Novel tersebut laris bak kacang goreng di Benua Eropa, dan
pada akhirnya issue-nya terus menggelinding tentang perlunya merawat dan membalas budi terhadap tanah
jajahan Hindia- Belanda. Namun dibalik itu, pada tatanan prakteknya Bumi
Putra (Inlander) agar terus memberikan keuntungan terus menerus kepada tuan
mereka.
Novel satir tersebut menginspirasi banyak orang Eropa, salah satu diantaranya adalah Van Deventeer yang menulis sebuah artikel koran yang membuat kerajaan Belanda gerah. Maka pada 17 september 1901 Ratu Wilhelmina mengeluarkan kebijakan Politik Etis atau Balas Budi, yang berisi program edukasi, emigrasi dan irigasi.
Ketiga program
tersebut hanya sebagai topeng untuk
mendinginkan opini di Eropa, dan sebenarnya adalah investasi berbentuk infrastruktur demi menguntungkan
Tuan tanah serta perusahaan Belanda saja. Rakyat di tanah jajahan cuma jadi
penonton dan tetap merana terbelenggu kemiskinan. Walaupun begitu, melalui program edukasi menelurkan banyak tokoh
bangsa, founding father negara kita.
Lalu apa kaitan antara Politik Etis dan Corporate
Social Responsibility (CSR)? Perubahan
dunia terus berputar. Apabila
abad 19 dunia menganut faham imperialisme, maka pada era setelah perang dunia
kedua berubah menjadi lebih sempurna
yaitu Kapitalisme.
Pada tahun 1967 saat sang Putra Fajar
lengser, investasi secara bergelombang masuk ke Indonesia. Inilah periode yang
bentuk rupa Kapitalisme berkembang melalui investasi pertambangan, manufaktur,
dan lainnya.
Sampai hari ini banyak kegagalan dan
kehancuran yang tersisa, salah satu contohnya adalah lahan subur yang dijadikan sebagai Kawasan Berikat seperti yang terjadi di Kabupaten Bekasi di daerah Kecamatan Setu, Cikarang
Barat, dan Cibitung. Selain itu juga menghasilkan karbon dan mencemari air sungai seperti Kali Sadang, Kali Cikarang, Kali
CBL, dan Kali Bekasi. Pelan tapi pasti budaya sungai berubah. Air menjadi
barang mahal di sungainya sendiri, petani tak lagi merdeka hasil panennya.
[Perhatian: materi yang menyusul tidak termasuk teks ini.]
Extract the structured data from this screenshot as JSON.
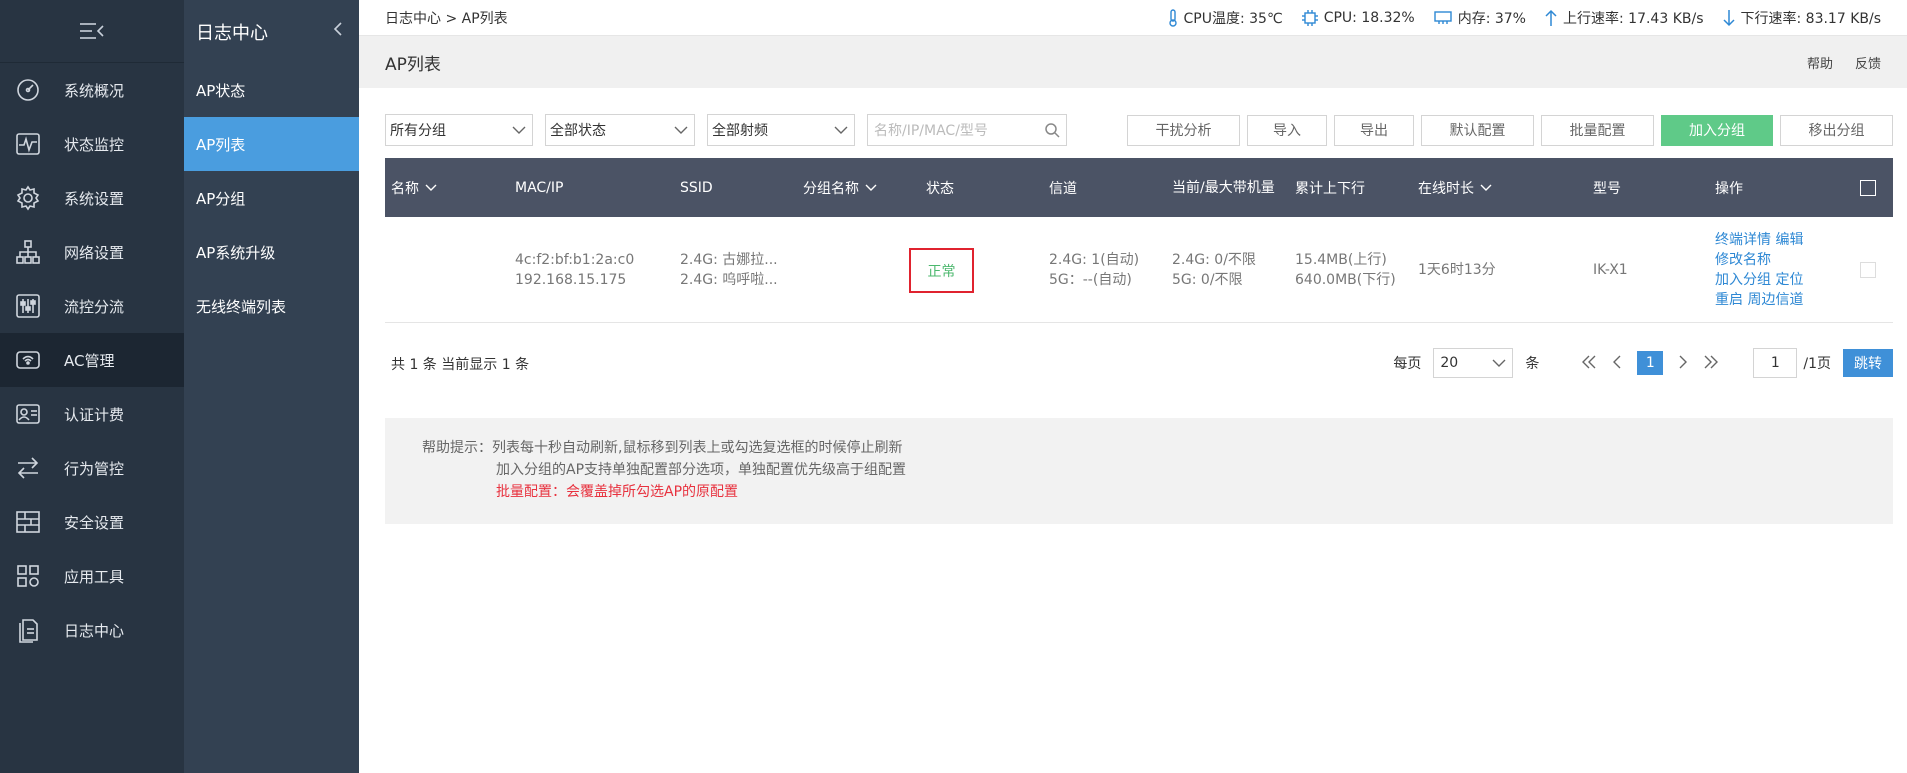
{
  "sidebar": {
    "items": [
      {
        "label": "系统概况",
        "icon": "dashboard-icon"
      },
      {
        "label": "状态监控",
        "icon": "monitor-icon"
      },
      {
        "label": "系统设置",
        "icon": "gear-icon"
      },
      {
        "label": "网络设置",
        "icon": "network-icon"
      },
      {
        "label": "流控分流",
        "icon": "sliders-icon"
      },
      {
        "label": "AC管理",
        "icon": "wifi-router-icon"
      },
      {
        "label": "认证计费",
        "icon": "id-card-icon"
      },
      {
        "label": "行为管控",
        "icon": "swap-arrows-icon"
      },
      {
        "label": "安全设置",
        "icon": "firewall-icon"
      },
      {
        "label": "应用工具",
        "icon": "apps-icon"
      },
      {
        "label": "日志中心",
        "icon": "log-file-icon"
      }
    ]
  },
  "subnav": {
    "title": "日志中心",
    "items": [
      {
        "label": "AP状态"
      },
      {
        "label": "AP列表"
      },
      {
        "label": "AP分组"
      },
      {
        "label": "AP系统升级"
      },
      {
        "label": "无线终端列表"
      }
    ]
  },
  "topbar": {
    "breadcrumb": "日志中心 > AP列表",
    "cpu_temp": "CPU温度: 35℃",
    "cpu": "CPU: 18.32%",
    "memory": "内存: 37%",
    "upload": "上行速率: 17.43 KB/s",
    "download": "下行速率: 83.17 KB/s"
  },
  "page": {
    "title": "AP列表",
    "help": "帮助",
    "feedback": "反馈"
  },
  "filters": {
    "group": "所有分组",
    "status": "全部状态",
    "freq": "全部射频",
    "search_placeholder": "名称/IP/MAC/型号"
  },
  "actions": {
    "interference": "干扰分析",
    "import": "导入",
    "export": "导出",
    "default_config": "默认配置",
    "batch_config": "批量配置",
    "add_group": "加入分组",
    "remove_group": "移出分组"
  },
  "table": {
    "headers": {
      "name": "名称",
      "mac_ip": "MAC/IP",
      "ssid": "SSID",
      "group": "分组名称",
      "status": "状态",
      "channel": "信道",
      "clients": "当前/最大带机量",
      "traffic": "累计上下行",
      "uptime": "在线时长",
      "model": "型号",
      "ops": "操作"
    },
    "rows": [
      {
        "name": "",
        "mac": "4c:f2:bf:b1:2a:c0",
        "ip": "192.168.15.175",
        "ssid1": "2.4G: 古娜拉...",
        "ssid2": "2.4G: 呜呼啦...",
        "group": "",
        "status": "正常",
        "ch1": "2.4G: 1(自动)",
        "ch2": "5G：--(自动)",
        "cl1": "2.4G: 0/不限",
        "cl2": "5G: 0/不限",
        "up": "15.4MB(上行)",
        "down": "640.0MB(下行)",
        "uptime": "1天6时13分",
        "model": "IK-X1",
        "op_detail": "终端详情",
        "op_edit": "编辑",
        "op_rename": "修改名称",
        "op_group": "加入分组",
        "op_locate": "定位",
        "op_reboot": "重启",
        "op_channel": "周边信道"
      }
    ]
  },
  "pager": {
    "total": "共 1 条 当前显示 1 条",
    "per_page_label": "每页",
    "per_page": "20",
    "unit": "条",
    "current": "1",
    "page_input": "1",
    "pages": "/1页",
    "go": "跳转"
  },
  "help_tips": {
    "line1": "帮助提示：列表每十秒自动刷新,鼠标移到列表上或勾选复选框的时候停止刷新",
    "line2": "加入分组的AP支持单独配置部分选项，单独配置优先级高于组配置",
    "line3": "批量配置：会覆盖掉所勾选AP的原配置"
  },
  "colors": {
    "sidebar_bg": "#283442",
    "subnav_bg": "#334152",
    "accent_blue": "#4a9ddf",
    "green": "#5fca88",
    "table_header": "#4b5365",
    "status_ok": "#4cb86e",
    "highlight_red": "#e0232f"
  }
}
Salah satu cara mencuci tangan akibat ulah serampangan industri adalah dengan CSR, yang sebenarmya adalah tanggung jawab akibat dampak yang dihasilkan oleh proses industri atau pabrik itu sendiri. Mereka (perusahaan) membagikan donasi berupa daging kurban, sembako, buku tulis, atau makananan dengan publikasi yang gencar lewat media massa.
Tujuannya adalah jelas, untuk memperoleh image (citra)
positif agar lingkungan sekitar mendukung keberlangsungan perusahaan tersebut. Padahal
dibalik itu, ribuan kubik limbah cair berbau, berbusa, dan diduga
berbahaya yang telah menghabisi ekosistem itu, dibuang langsung ke kali/sungai.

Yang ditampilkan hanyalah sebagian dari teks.